A cada partilha, a cada vídeo, a guerra entra para dentro do nosso quarto. Somos bombardeados por imagens dos mísseis russos a cair sobre a Ucrânia, pelos vídeos de Zelensky que ficarão para a história, ou pelos tweets em direto a pedir às pessoas para se refugiarem no metro de Kyiv. Acordamos de manhã a ir ver as notícias para saber se Kiev foi tomada ou não, numa ânsia de perceber os desenvolvimentos da guerra, quase como se de uma série se tratasse.
O meu ponto final é que, no século XXI, não sabemos viver em guerra. Tomámos como adquirida a paz e agimos como se a guerra fosse coisa do passado. Além disso, não sabemos combater uma guerra, na sociedade de informação. Ficamos agarrados aos ecrãs, com as cenas a desenrolar-se sem que isso tenha consequências práticas na nossa vida, para além da ansiedade que nos toma. Viveu-se um período demasiado confortável, onde na Europa a guerra não fazia parte da equação. Para nossa tristeza, uma linha na história foi ultrapassada. Agora temos que aprender a viver uma possível nova guerra, exatamente nesta sociedade de informação, na qual tudo se passa em direto, às vezes com pouco contexto, a uma velocidade galopante.
Escrevo este artigo sem saber também como lidar com a situação, porque eu próprio não consigo deixar de estar sempre atento às notícias. Mas o que peço é reflexão.
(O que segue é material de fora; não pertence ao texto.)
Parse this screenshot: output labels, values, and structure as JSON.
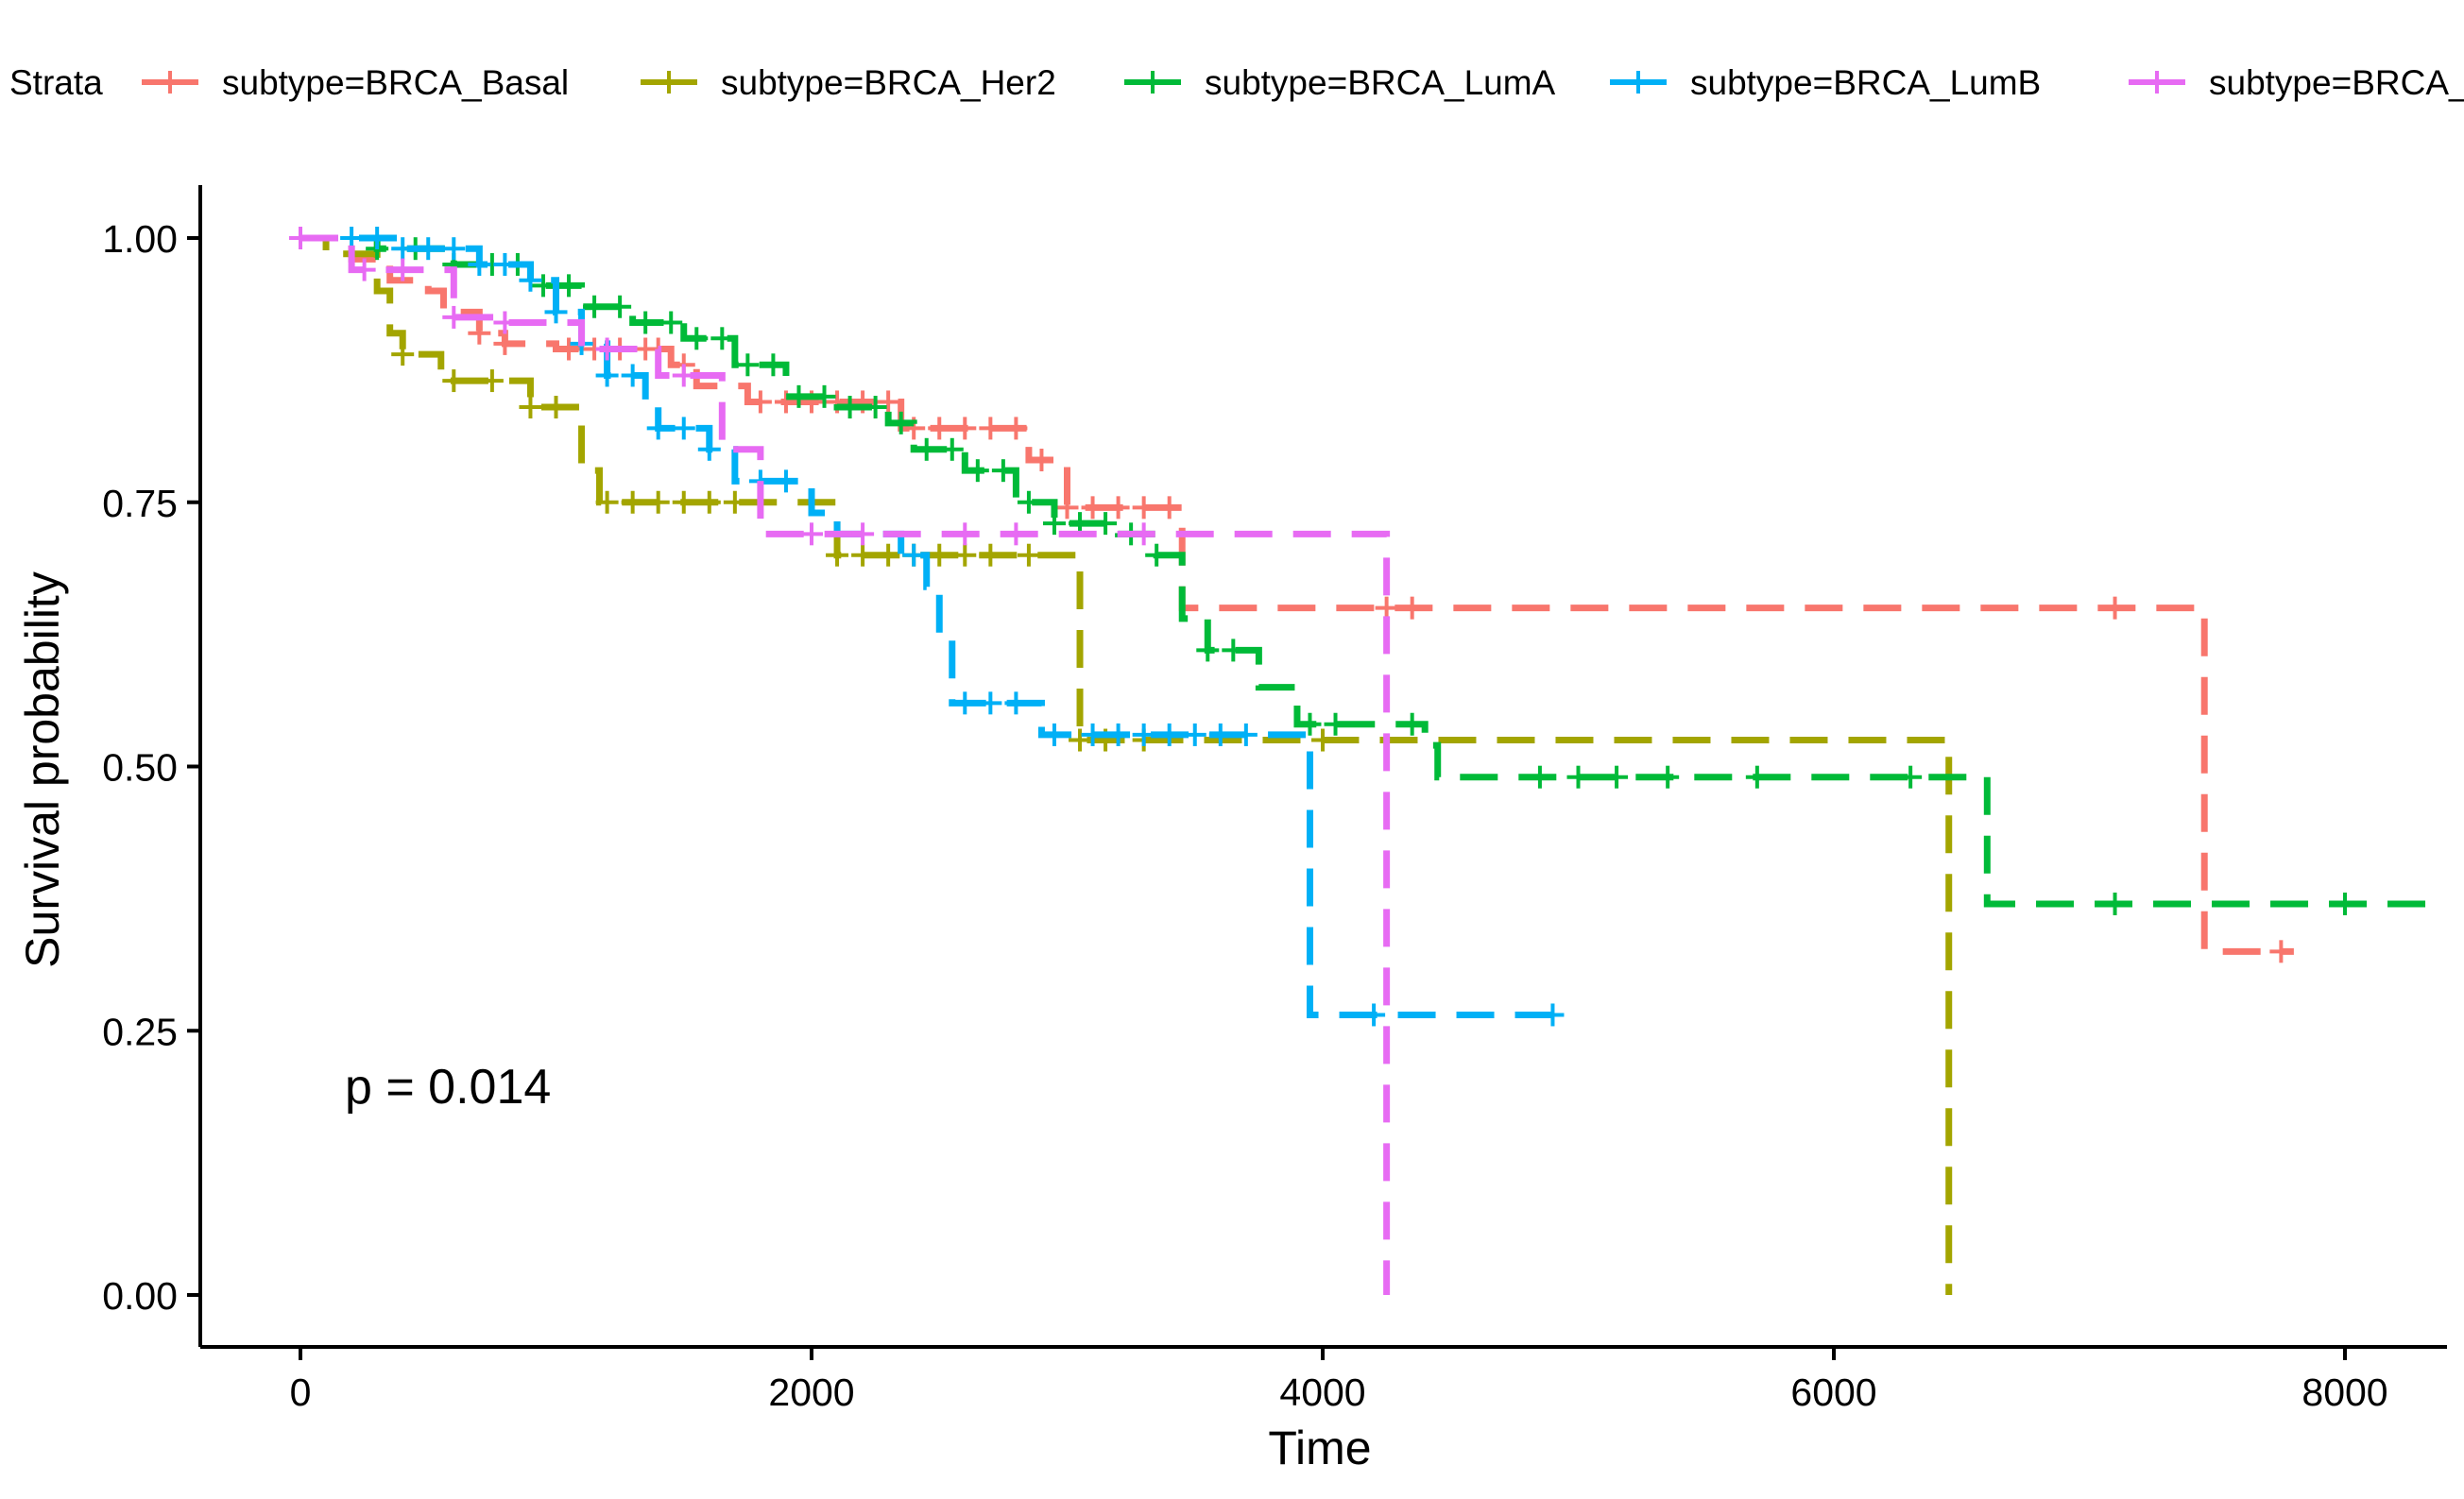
{
  "chart_data": {
    "type": "line",
    "subtype": "kaplan-meier",
    "xlabel": "Time",
    "ylabel": "Survival probability",
    "xlim": [
      -400,
      8350
    ],
    "ylim": [
      -0.05,
      1.05
    ],
    "x_ticks": [
      0,
      2000,
      4000,
      6000,
      8000
    ],
    "x_tick_labels": [
      "0",
      "2000",
      "4000",
      "6000",
      "8000"
    ],
    "y_ticks": [
      0,
      0.25,
      0.5,
      0.75,
      1.0
    ],
    "y_tick_labels": [
      "0.00",
      "0.25",
      "0.50",
      "0.75",
      "1.00"
    ],
    "grid": false,
    "legend": {
      "title": "Strata",
      "placement": "top"
    },
    "annotation": "p = 0.014",
    "series": [
      {
        "name": "subtype=BRCA_Basal",
        "color": "#F8766D",
        "steps": [
          [
            0,
            1.0
          ],
          [
            200,
            0.98
          ],
          [
            350,
            0.96
          ],
          [
            500,
            0.95
          ],
          [
            560,
            0.93
          ],
          [
            700,
            0.91
          ],
          [
            800,
            0.9
          ],
          [
            1000,
            0.895
          ],
          [
            1450,
            0.88
          ],
          [
            1550,
            0.86
          ],
          [
            1750,
            0.845
          ],
          [
            2350,
            0.82
          ],
          [
            2850,
            0.79
          ],
          [
            3000,
            0.745
          ],
          [
            3450,
            0.65
          ],
          [
            7450,
            0.325
          ],
          [
            7800,
            0.325
          ]
        ],
        "censor_x": [
          700,
          800,
          1050,
          1150,
          1250,
          1350,
          1400,
          1500,
          1800,
          1900,
          2000,
          2100,
          2200,
          2300,
          2400,
          2500,
          2600,
          2700,
          2800,
          2900,
          3000,
          3100,
          3200,
          3300,
          3400,
          4250,
          4350,
          7100,
          7750
        ]
      },
      {
        "name": "subtype=BRCA_Her2",
        "color": "#A3A500",
        "steps": [
          [
            0,
            1.0
          ],
          [
            100,
            0.985
          ],
          [
            300,
            0.95
          ],
          [
            350,
            0.91
          ],
          [
            400,
            0.89
          ],
          [
            550,
            0.865
          ],
          [
            900,
            0.84
          ],
          [
            1100,
            0.78
          ],
          [
            1170,
            0.75
          ],
          [
            2100,
            0.7
          ],
          [
            3050,
            0.525
          ],
          [
            6450,
            0.0
          ]
        ],
        "censor_x": [
          400,
          600,
          750,
          900,
          1000,
          1200,
          1300,
          1400,
          1500,
          1600,
          1700,
          1800,
          2000,
          2100,
          2200,
          2300,
          2400,
          2500,
          2600,
          2700,
          2850,
          3050,
          3150,
          3300,
          4000
        ]
      },
      {
        "name": "subtype=BRCA_LumA",
        "color": "#00BA38",
        "steps": [
          [
            0,
            1.0
          ],
          [
            300,
            0.99
          ],
          [
            600,
            0.975
          ],
          [
            900,
            0.955
          ],
          [
            1100,
            0.935
          ],
          [
            1300,
            0.92
          ],
          [
            1500,
            0.905
          ],
          [
            1700,
            0.88
          ],
          [
            1900,
            0.85
          ],
          [
            2100,
            0.84
          ],
          [
            2300,
            0.825
          ],
          [
            2400,
            0.8
          ],
          [
            2600,
            0.78
          ],
          [
            2800,
            0.75
          ],
          [
            2950,
            0.73
          ],
          [
            3200,
            0.72
          ],
          [
            3350,
            0.7
          ],
          [
            3450,
            0.64
          ],
          [
            3550,
            0.61
          ],
          [
            3750,
            0.575
          ],
          [
            3900,
            0.54
          ],
          [
            4400,
            0.52
          ],
          [
            4450,
            0.49
          ],
          [
            6600,
            0.37
          ],
          [
            8350,
            0.37
          ]
        ],
        "censor_x": [
          300,
          450,
          600,
          750,
          850,
          950,
          1050,
          1150,
          1250,
          1350,
          1450,
          1550,
          1650,
          1750,
          1850,
          1950,
          2050,
          2150,
          2250,
          2350,
          2450,
          2550,
          2650,
          2750,
          2850,
          2950,
          3050,
          3150,
          3250,
          3350,
          3550,
          3650,
          3950,
          4050,
          4350,
          4850,
          5000,
          5150,
          5350,
          5700,
          6300,
          7100,
          8000
        ]
      },
      {
        "name": "subtype=BRCA_LumB",
        "color": "#00B0F6",
        "steps": [
          [
            0,
            1.0
          ],
          [
            400,
            0.99
          ],
          [
            700,
            0.975
          ],
          [
            900,
            0.96
          ],
          [
            1000,
            0.93
          ],
          [
            1100,
            0.9
          ],
          [
            1200,
            0.87
          ],
          [
            1350,
            0.84
          ],
          [
            1400,
            0.82
          ],
          [
            1600,
            0.8
          ],
          [
            1700,
            0.77
          ],
          [
            2000,
            0.74
          ],
          [
            2100,
            0.72
          ],
          [
            2350,
            0.7
          ],
          [
            2450,
            0.67
          ],
          [
            2500,
            0.62
          ],
          [
            2550,
            0.56
          ],
          [
            2900,
            0.53
          ],
          [
            3950,
            0.265
          ],
          [
            4900,
            0.265
          ]
        ],
        "censor_x": [
          200,
          300,
          400,
          500,
          600,
          700,
          800,
          900,
          1000,
          1100,
          1200,
          1300,
          1400,
          1500,
          1600,
          1800,
          1900,
          2400,
          2600,
          2700,
          2800,
          2950,
          3100,
          3200,
          3300,
          3400,
          3500,
          3600,
          3700,
          4200,
          4900
        ]
      },
      {
        "name": "subtype=BRCA_Normal",
        "color": "#E76BF3",
        "steps": [
          [
            0,
            1.0
          ],
          [
            200,
            0.97
          ],
          [
            600,
            0.925
          ],
          [
            800,
            0.92
          ],
          [
            1100,
            0.895
          ],
          [
            1400,
            0.87
          ],
          [
            1650,
            0.8
          ],
          [
            1800,
            0.72
          ],
          [
            4250,
            0.0
          ]
        ],
        "censor_x": [
          0,
          250,
          400,
          600,
          800,
          1200,
          1500,
          2000,
          2200,
          2600,
          2800,
          3300
        ]
      }
    ]
  }
}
É urgente reconhecer a história e perceber que o presente é a história do futuro. É urgente reconhecer que somos os maiores atores da história mundial e que não podemos ser só espetadores. Temos de sair desta simulação e passar para a frente da batalha: nas conversas, nas redes sociais, na nossa intervenção como cidadãos, e assumir parte ativa neste conflito. Assim, espero um dia dizer que a guerra na Ucrânia não aconteceu, porque nós estivemos à altura e não falhámos como o fizemos no momento em que o primeiro tanque russo cruzou a fronteira ucraniana.
Por fim, lanço um repto. A guerra nunca muda, a guerra é a coisa mais horrível que a humanidade alguma vez criou, a guerra é uma coisa doente. Nunca tomem a paz como garantida. Façamos história e garantamos que tal não volta a acontecer.
1 Também argumenta que no caso da Guerra do Golfo o equilíbrio de forças era tão desigual que era injusto chamar uma guerra ao que se passava.